そしてこの最強の怪獣ゼットンは科学特捜隊が開発していた「無重力弾」で人間によって倒されます。ウルトラマンの死という衝撃的な出来事を経て、人類がウルトラマンから自立したという展開。
自分はこの最後が結構好きだったがシン・ウルトラマンでは人類の叡智を集めた助力があったとはいえ、ゼットンにトドメを刺したのはベータシステムを使ったウルトラマンの自己犠牲であった。
驚いたと同時にここだけ「あ、そういう展開なの??」と思ってしまった。
その後のゾフィーとの会話でウルトラマンが最後の最後まで人類の可能性を信じ、自分の愛した人間たちに今後の地球を託したということを語っているので、ウルトラマン自身の内面を描くための改変だったのだろうか…。
まとめ
というわけでかなり長くなってしまいましたが、個人的な「シン・ウルトラマン」の感想でした。
前述している通り、シン・ゴジラと比べてしまうと大掛かりな仕掛けが無い分、小さくシンプルにまとまった作品と思われてしまっても仕方がないのかも知れません。

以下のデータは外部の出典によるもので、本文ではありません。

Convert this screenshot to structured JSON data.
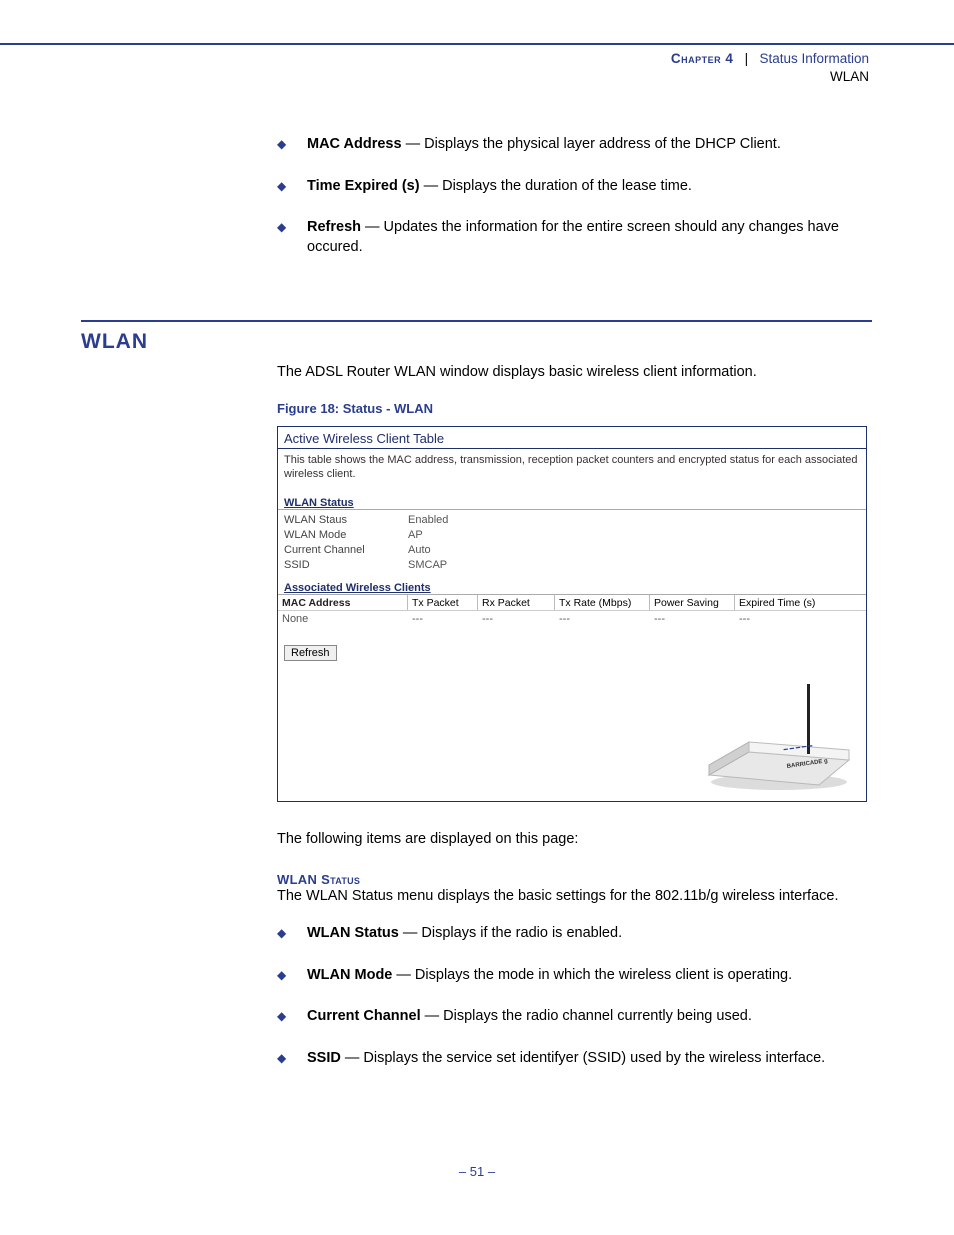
{
  "header": {
    "chapter": "Chapter 4",
    "separator": "|",
    "title": "Status Information",
    "subtitle": "WLAN"
  },
  "top_bullets": [
    {
      "term": "MAC Address",
      "desc": " — Displays the physical layer address of the DHCP Client."
    },
    {
      "term": "Time Expired (s)",
      "desc": " — Displays the duration of the lease time."
    },
    {
      "term": "Refresh",
      "desc": " — Updates the information for the entire screen should any changes have occured."
    }
  ],
  "section_heading": "WLAN",
  "section_intro": "The ADSL Router WLAN window displays basic wireless client information.",
  "figure_caption": "Figure 18:  Status - WLAN",
  "panel": {
    "title": "Active Wireless Client Table",
    "description": "This table shows the MAC address, transmission, reception packet counters and encrypted status for each associated wireless client.",
    "status_heading": "WLAN Status",
    "status_rows": [
      {
        "k": "WLAN Staus",
        "v": "Enabled"
      },
      {
        "k": "WLAN Mode",
        "v": "AP"
      },
      {
        "k": "Current Channel",
        "v": "Auto"
      },
      {
        "k": "SSID",
        "v": "SMCAP"
      }
    ],
    "clients_heading": "Associated Wireless Clients",
    "client_columns": [
      "MAC Address",
      "Tx Packet",
      "Rx Packet",
      "Tx Rate (Mbps)",
      "Power Saving",
      "Expired Time (s)"
    ],
    "client_row": {
      "mac": "None",
      "tx": "---",
      "rx": "---",
      "rate": "---",
      "ps": "---",
      "et": "---"
    },
    "refresh_label": "Refresh"
  },
  "after_panel_intro": "The following items are displayed on this page:",
  "wlan_status_head": "WLAN Status",
  "wlan_status_desc": "The WLAN Status menu displays the basic settings for the 802.11b/g wireless interface.",
  "lower_bullets": [
    {
      "term": "WLAN Status",
      "desc": " — Displays if the radio is enabled."
    },
    {
      "term": "WLAN Mode",
      "desc": " — Displays the mode in which the wireless client is operating."
    },
    {
      "term": "Current Channel",
      "desc": " — Displays the radio channel currently being used."
    },
    {
      "term": "SSID",
      "desc": " — Displays the service set identifyer (SSID) used by the wireless interface."
    }
  ],
  "page_number": "–  51  –"
}
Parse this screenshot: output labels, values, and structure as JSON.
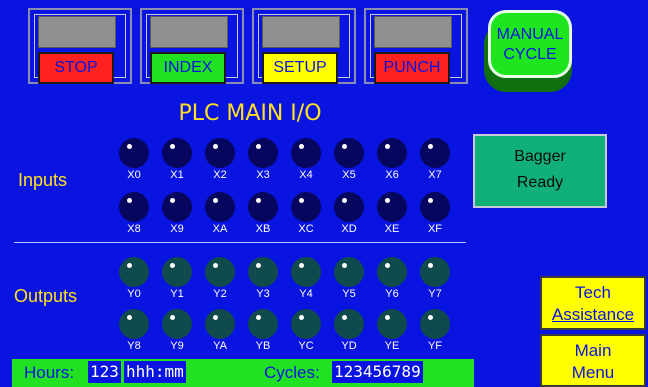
{
  "top_buttons": [
    {
      "label": "STOP",
      "bg": "#ff2020"
    },
    {
      "label": "INDEX",
      "bg": "#20e020"
    },
    {
      "label": "SETUP",
      "bg": "#ffff00"
    },
    {
      "label": "PUNCH",
      "bg": "#ff2020"
    }
  ],
  "manual_cycle": {
    "line1": "MANUAL",
    "line2": "CYCLE"
  },
  "title": "PLC MAIN I/O",
  "inputs": {
    "label": "Inputs",
    "row1": [
      "X0",
      "X1",
      "X2",
      "X3",
      "X4",
      "X5",
      "X6",
      "X7"
    ],
    "row2": [
      "X8",
      "X9",
      "XA",
      "XB",
      "XC",
      "XD",
      "XE",
      "XF"
    ]
  },
  "outputs": {
    "label": "Outputs",
    "row1": [
      "Y0",
      "Y1",
      "Y2",
      "Y3",
      "Y4",
      "Y5",
      "Y6",
      "Y7"
    ],
    "row2": [
      "Y8",
      "Y9",
      "YA",
      "YB",
      "YC",
      "YD",
      "YE",
      "YF"
    ]
  },
  "bagger": {
    "line1": "Bagger",
    "line2": "Ready"
  },
  "tech_assistance": {
    "line1": "Tech",
    "line2": "Assistance"
  },
  "main_menu": {
    "line1": "Main",
    "line2": "Menu"
  },
  "status": {
    "hours_label": "Hours:",
    "hours_value": "123",
    "hours_format": "hhh:mm",
    "cycles_label": "Cycles:",
    "cycles_value": "123456789"
  }
}
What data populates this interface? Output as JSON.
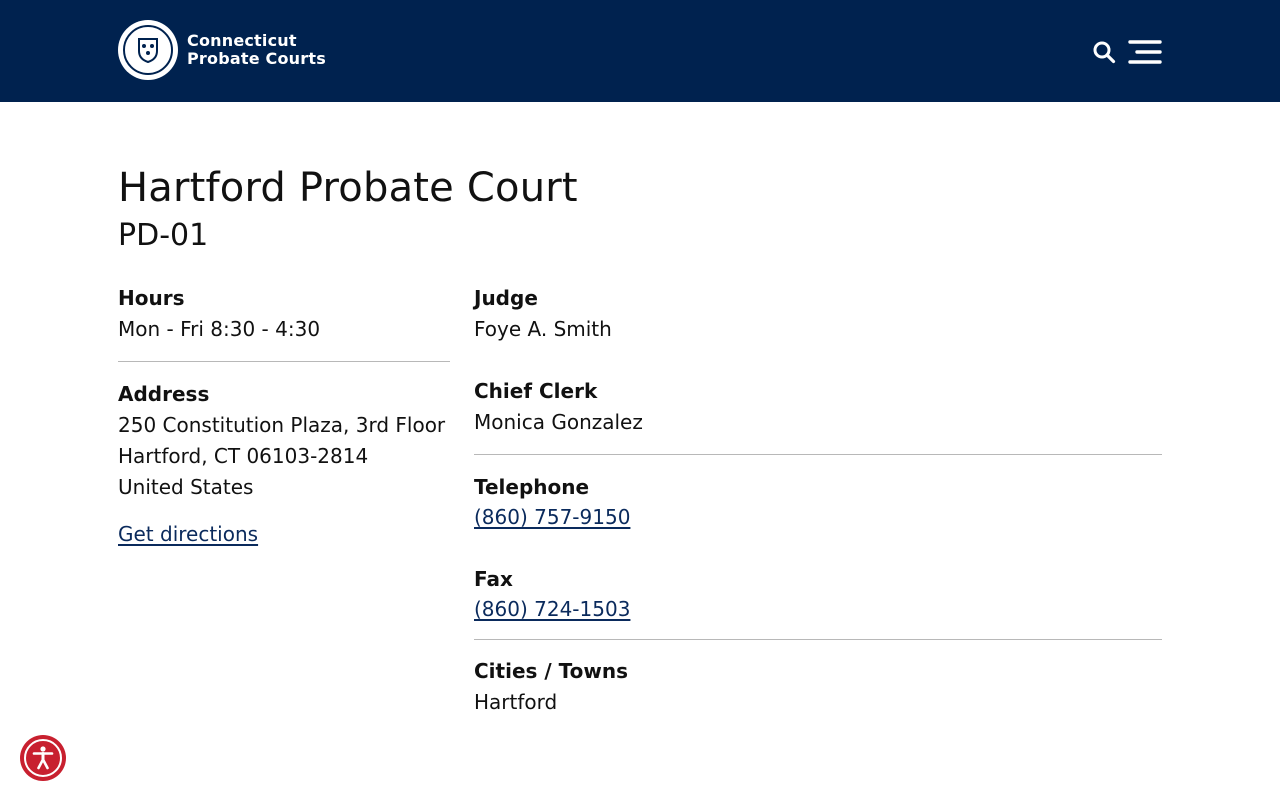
{
  "header": {
    "logo_line1": "Connecticut",
    "logo_line2": "Probate Courts",
    "search_icon": "search-icon",
    "menu_icon": "hamburger-menu-icon",
    "background_color": "#00224f"
  },
  "court": {
    "title": "Hartford Probate Court",
    "code": "PD-01"
  },
  "details": {
    "hours_label": "Hours",
    "hours_value": "Mon - Fri 8:30 - 4:30",
    "address_label": "Address",
    "address_line1": "250 Constitution Plaza, 3rd Floor",
    "address_line2": "Hartford, CT 06103-2814",
    "address_line3": "United States",
    "directions_link": "Get directions",
    "judge_label": "Judge",
    "judge_value": "Foye A. Smith",
    "clerk_label": "Chief Clerk",
    "clerk_value": "Monica Gonzalez",
    "telephone_label": "Telephone",
    "telephone_value": "(860) 757-9150",
    "fax_label": "Fax",
    "fax_value": "(860) 724-1503",
    "towns_label": "Cities / Towns",
    "towns_value": "Hartford"
  },
  "accessibility": {
    "icon": "accessibility-icon",
    "color": "#c8202f"
  },
  "colors": {
    "link": "#0a2a5c",
    "text": "#111111",
    "divider": "#b8b8b8"
  }
}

しかし、自分にとっては最高のウルトラマン映画でした。
忠実にリメイクされた原作に加えて「この時ウルトラマンは何を思っていたんだろうか」というファン的な目線も加わっていて、かっこいいヒーローってだけではない、ウルトラマンという宇宙人の持つ優しさ・強さがそこに上乗せされていて「爽快な特撮を見た後に何か学べる」という特撮子供番組の一面も残っていることに非常に感動しました。
そもそも30年前の時点で20年以上前の特撮ドラマを当時子供だった自分が夢中で見ていたってすごくないですか?しかもそれ以来見ていないはずなのにかなり内容を克明に覚えているんですよ。
記事を通して「原作!初代!原作!初代!」なんとなくマニアぶった文章になってしまっているかも知れませんが、なんか新しいのに懐かしいんです。
昔見たウルトラマンを思い出したくなる映画でした。
最近はmarvel漬けの毎日でしたが、日本のヒーローもまだまだ負けていません。是非劇場で見てみてください。
そしてウルトラファンの皆様、もし「ここの小ネタは原作のこれだよ!」というのがあったら教えてください!